Antiviral agents with a lower risk of drug resistance, such as adefovir

dipivoxil, may have narrowed the differences in sustained response rates.

Second, there has been much discussion regarding the appropriate timing of

interferon and lamivudine combinations. Studies to date have shown that

lamivudine confers little or no added benefit whether lamivudine is begun

prior to or simultaneous with interferon.[3]

Finally, the issues of cost-effectiveness and long-term clinical benefit

were not addressed in this study. The cost of a 48-week course of

peginterferon is higher than that of a 2-year course of adefovir dipivoxil

and a 4-year course of lamivudine. While there are definite advantages of

achieving sustained response with a finite course of therapy, the

cost-effectiveness of a 48-week course of peginterferon versus a 2-3 year

course of an orally administered nucleoside/nucleotide analogue in achieving

long-term clinical benefit has not been determined. Such studies are

important because the proportions of patients with histologic response at

week 72 in the 3 groups were comparable.

References

1. Hadziyannis SJ, Vassilopoulos D. Hepatitis B e antigen-negative chronic

hepatitis B. Hepatology. 2001;34:617-624.
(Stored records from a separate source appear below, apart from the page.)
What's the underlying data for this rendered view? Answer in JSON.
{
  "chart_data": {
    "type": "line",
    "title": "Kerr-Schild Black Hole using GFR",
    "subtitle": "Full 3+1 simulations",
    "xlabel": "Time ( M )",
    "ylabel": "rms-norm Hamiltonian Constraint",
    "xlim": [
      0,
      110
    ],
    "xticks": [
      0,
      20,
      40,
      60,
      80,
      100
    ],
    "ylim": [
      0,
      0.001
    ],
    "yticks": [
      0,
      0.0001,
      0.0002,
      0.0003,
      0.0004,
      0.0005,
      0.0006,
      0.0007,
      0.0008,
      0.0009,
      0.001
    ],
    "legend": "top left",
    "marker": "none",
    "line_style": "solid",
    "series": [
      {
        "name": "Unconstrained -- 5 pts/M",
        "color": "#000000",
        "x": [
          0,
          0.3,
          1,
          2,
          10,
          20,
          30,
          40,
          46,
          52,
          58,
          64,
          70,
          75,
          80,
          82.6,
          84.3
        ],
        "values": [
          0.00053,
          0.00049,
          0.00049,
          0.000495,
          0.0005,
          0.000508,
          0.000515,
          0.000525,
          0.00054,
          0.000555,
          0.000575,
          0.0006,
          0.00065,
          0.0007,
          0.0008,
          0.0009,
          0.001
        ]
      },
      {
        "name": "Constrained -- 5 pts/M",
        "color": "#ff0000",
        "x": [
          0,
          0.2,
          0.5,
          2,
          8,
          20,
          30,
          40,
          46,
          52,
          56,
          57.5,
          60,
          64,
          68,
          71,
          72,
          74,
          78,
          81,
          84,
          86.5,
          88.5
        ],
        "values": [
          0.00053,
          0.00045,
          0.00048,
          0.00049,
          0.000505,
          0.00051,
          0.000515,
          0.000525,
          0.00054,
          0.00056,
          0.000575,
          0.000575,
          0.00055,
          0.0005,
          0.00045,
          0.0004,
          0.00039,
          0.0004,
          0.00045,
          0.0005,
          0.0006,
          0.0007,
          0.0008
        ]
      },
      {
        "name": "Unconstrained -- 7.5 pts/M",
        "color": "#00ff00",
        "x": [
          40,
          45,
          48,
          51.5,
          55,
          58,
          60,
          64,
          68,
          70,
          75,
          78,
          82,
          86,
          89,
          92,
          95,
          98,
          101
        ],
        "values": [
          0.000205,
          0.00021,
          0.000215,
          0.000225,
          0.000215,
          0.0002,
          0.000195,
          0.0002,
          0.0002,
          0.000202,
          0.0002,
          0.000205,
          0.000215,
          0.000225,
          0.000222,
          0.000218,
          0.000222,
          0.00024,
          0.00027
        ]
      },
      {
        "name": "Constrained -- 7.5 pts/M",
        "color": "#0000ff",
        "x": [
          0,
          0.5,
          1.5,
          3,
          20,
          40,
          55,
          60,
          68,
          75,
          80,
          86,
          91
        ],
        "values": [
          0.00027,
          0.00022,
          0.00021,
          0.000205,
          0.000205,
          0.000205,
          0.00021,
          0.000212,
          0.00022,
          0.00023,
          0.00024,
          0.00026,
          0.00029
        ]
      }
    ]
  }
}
2. Marcellin P, Lau GKK, Bonino F, et al. Peginterferon alfa-2a alone,

lamivudine alone, and the two in combination in patients with HBeAg-negative

chronic hepatitis B. N Engl J Med. 2004;351:1206-1217.

3. Schalm SW, Heathcote J, Cianciara J, et al. Lamivudine and alpha

interferon combination treatment of patients with chronic hepatitis B

infection: a randomized trial. Gut. 2000;46:562-568.